ホスト環境の/etc/resolv.confでは、DNSとして127.0.1.1(自分)を引くようになっています。これはUbuntu Desktopが標準で抱えるNetwork ManagerがDNSのキャッシュを行っているので、それを利用するためです。
Ubuntu Desktopのデフォルトでは、DNSキャッシュはNetwork Manager管理下のdnsmasqが行なっています。
(なお厳密にはデフォルト設定だと「キャッシュ」は行なっておらず、単にForwarderとして動作しているだけだったりします)

Dockerホストに対してDNS問い合わせしたい

ホスト上にはDNSキャッシュが動いていますので、コンテナ側からはホストに対して問い合わせをすれば、期待通りに動きそうです。
そのためコンテナを起動する際に、--dnsオプションを使ってDockerホストのアドレスを(ここではホスト上のインターフェースdocker0が172.17.0.1の場合を例として)指定します。
以下、Docker Hub上のbusyboxイメージを使う場合で例示しています。

# docker run -it --dns=172.17.0.1 --rm busybox
/ # cat /etc/resolv.conf 
nameserver 172.17.0.1
/ # 

/etc/resolv.confが書き換わりました。
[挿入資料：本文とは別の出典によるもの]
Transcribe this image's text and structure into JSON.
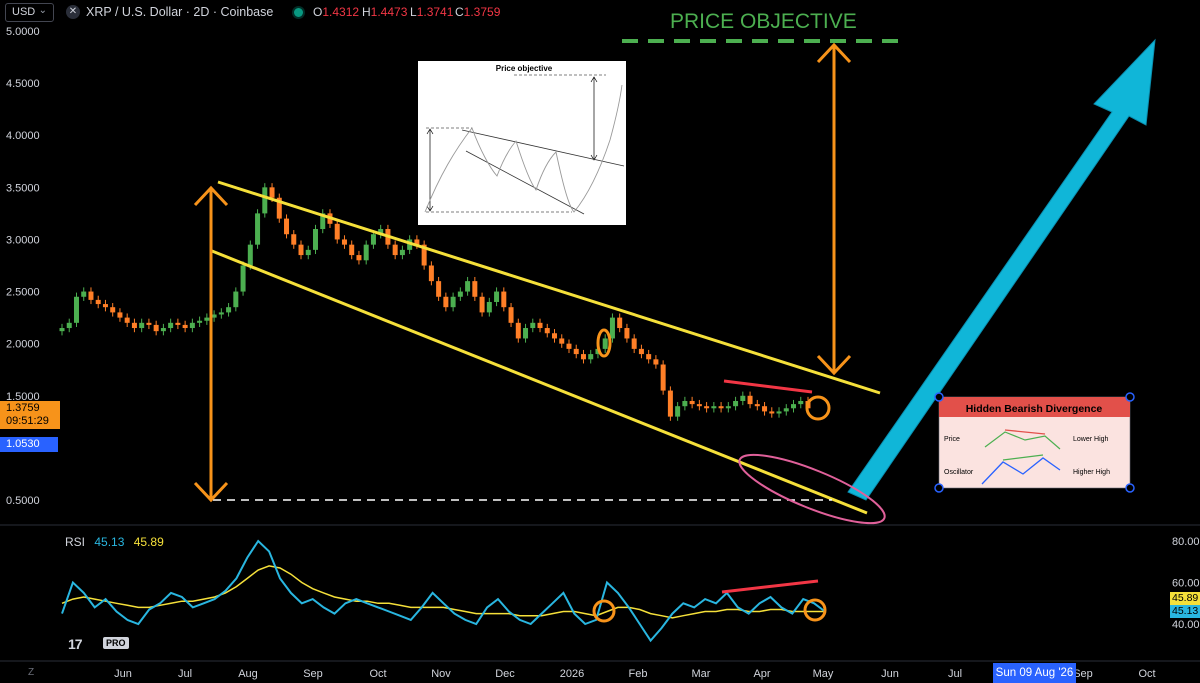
{
  "header": {
    "currency": "USD",
    "symbol_title": "XRP / U.S. Dollar · 2D · Coinbase",
    "ohlc": [
      {
        "k": "O",
        "v": "1.4312"
      },
      {
        "k": "H",
        "v": "1.4473"
      },
      {
        "k": "L",
        "v": "1.3741"
      },
      {
        "k": "C",
        "v": "1.3759"
      }
    ]
  },
  "price_tags": {
    "current_price": "1.3759",
    "countdown": "09:51:29",
    "blue_price": "1.0530"
  },
  "rsi_header": {
    "label": "RSI",
    "value1": "45.13",
    "value2": "45.89"
  },
  "rsi_tags": {
    "ma": "45.89",
    "rsi": "45.13"
  },
  "crosshair_date": "Sun 09 Aug '26",
  "annotations": {
    "price_objective": "PRICE OBJECTIVE",
    "inset_title": "Price objective",
    "divergence_title": "Hidden Bearish Divergence",
    "div_price": "Price",
    "div_oscillator": "Oscillator",
    "div_lower_high": "Lower High",
    "div_higher_high": "Higher High"
  },
  "logo": {
    "mark": "17",
    "badge": "PRO"
  },
  "colors": {
    "up": "#4caf50",
    "down": "#ff7f27",
    "channel": "#f5e03a",
    "arrow_orange": "#f7931a",
    "big_arrow": "#10b6d8",
    "objective": "#4caf50",
    "rsi_line": "#29b6e0",
    "rsi_ma": "#f5e03a",
    "divergence_line": "#f23645",
    "ellipse": "#e0609a"
  },
  "chart_data": [
    {
      "type": "candlestick",
      "title": "XRP / U.S. Dollar · 2D · Coinbase",
      "y_ticks": [
        "5.0000",
        "4.5000",
        "4.0000",
        "3.5000",
        "3.0000",
        "2.5000",
        "2.0000",
        "1.5000",
        "0.5000"
      ],
      "x_ticks": [
        "Jun",
        "Jul",
        "Aug",
        "Sep",
        "Oct",
        "Nov",
        "Dec",
        "2026",
        "Feb",
        "Mar",
        "Apr",
        "May",
        "Jun",
        "Jul",
        "Sep",
        "Oct"
      ],
      "ylim": [
        0.35,
        5.05
      ],
      "closes_approx": [
        2.15,
        2.2,
        2.45,
        2.5,
        2.42,
        2.38,
        2.35,
        2.3,
        2.25,
        2.2,
        2.15,
        2.2,
        2.18,
        2.12,
        2.15,
        2.2,
        2.18,
        2.15,
        2.2,
        2.22,
        2.25,
        2.28,
        2.3,
        2.35,
        2.5,
        2.75,
        2.95,
        3.25,
        3.5,
        3.4,
        3.2,
        3.05,
        2.95,
        2.85,
        2.9,
        3.1,
        3.25,
        3.15,
        3.0,
        2.95,
        2.85,
        2.8,
        2.95,
        3.05,
        3.1,
        2.95,
        2.85,
        2.9,
        3.0,
        2.95,
        2.75,
        2.6,
        2.45,
        2.35,
        2.45,
        2.5,
        2.6,
        2.45,
        2.3,
        2.4,
        2.5,
        2.35,
        2.2,
        2.05,
        2.15,
        2.2,
        2.15,
        2.1,
        2.05,
        2.0,
        1.95,
        1.9,
        1.85,
        1.9,
        1.95,
        2.05,
        2.25,
        2.15,
        2.05,
        1.95,
        1.9,
        1.85,
        1.8,
        1.55,
        1.3,
        1.4,
        1.45,
        1.42,
        1.4,
        1.38,
        1.4,
        1.38,
        1.4,
        1.45,
        1.5,
        1.42,
        1.4,
        1.35,
        1.33,
        1.35,
        1.38,
        1.42,
        1.45,
        1.38
      ]
    },
    {
      "type": "line",
      "title": "RSI",
      "y_ticks": [
        "80.00",
        "60.00",
        "40.00"
      ],
      "series": [
        {
          "name": "RSI",
          "values": [
            45,
            60,
            55,
            48,
            52,
            46,
            42,
            40,
            47,
            50,
            55,
            53,
            48,
            50,
            52,
            56,
            62,
            72,
            80,
            75,
            62,
            55,
            50,
            52,
            48,
            45,
            50,
            52,
            50,
            48,
            46,
            44,
            42,
            48,
            55,
            50,
            45,
            42,
            40,
            48,
            52,
            46,
            42,
            40,
            45,
            50,
            55,
            45,
            40,
            42,
            60,
            55,
            48,
            40,
            32,
            38,
            45,
            50,
            48,
            52,
            50,
            55,
            48,
            45,
            50,
            53,
            48,
            45,
            52,
            50,
            46
          ]
        },
        {
          "name": "RSI MA",
          "values": [
            50,
            52,
            53,
            52,
            51,
            50,
            49,
            48,
            48,
            49,
            50,
            51,
            51,
            52,
            53,
            55,
            58,
            62,
            66,
            68,
            67,
            64,
            60,
            57,
            55,
            53,
            52,
            51,
            51,
            50,
            50,
            49,
            48,
            48,
            48,
            48,
            47,
            46,
            45,
            45,
            45,
            45,
            44,
            44,
            44,
            45,
            46,
            46,
            45,
            44,
            46,
            48,
            48,
            47,
            45,
            44,
            43,
            44,
            45,
            46,
            46,
            47,
            47,
            46,
            46,
            47,
            47,
            46,
            46,
            46,
            46
          ]
        }
      ],
      "ylim": [
        30,
        85
      ]
    }
  ]
}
これで引けるかと思いきや、ホスト側のdnsmasqはデフォルトでは127.0.1.1しかlistenしていません。
したがって、これだけですと問い合わせてもエラーとなりますので、172.17.0.1もlistenするように設定を追加する必要があります。
追加設定はホストの/etc/NetworkManager/dnsmasq.dにファイルを追加することで行います。
ここではdocker0というファイルを追加することにします。

# vim /etc/NetworkManager/dnsmasq.d/docker0

中身は以下のようにします。

listen-address=172.17.0.1

ファイルを作成したら、NetworkManagerを再起動します。

# systemctl restart network-manager.service

では、試してみましょう。

# docker run -it --dns=172.17.0.1 --rm busybox
/ # nslookup www.google.com
Server:    172.17.0.1
Address 1: 172.17.0.1

Name:      www.google.com
Address 1: 2404:6800:400a:809::2004 kix05s02-in-x04.1e100.net
Address 2: 216.58.199.228 kix05s02-in-f4.1e100.net
/ # 

期待通り、名前解決することができました。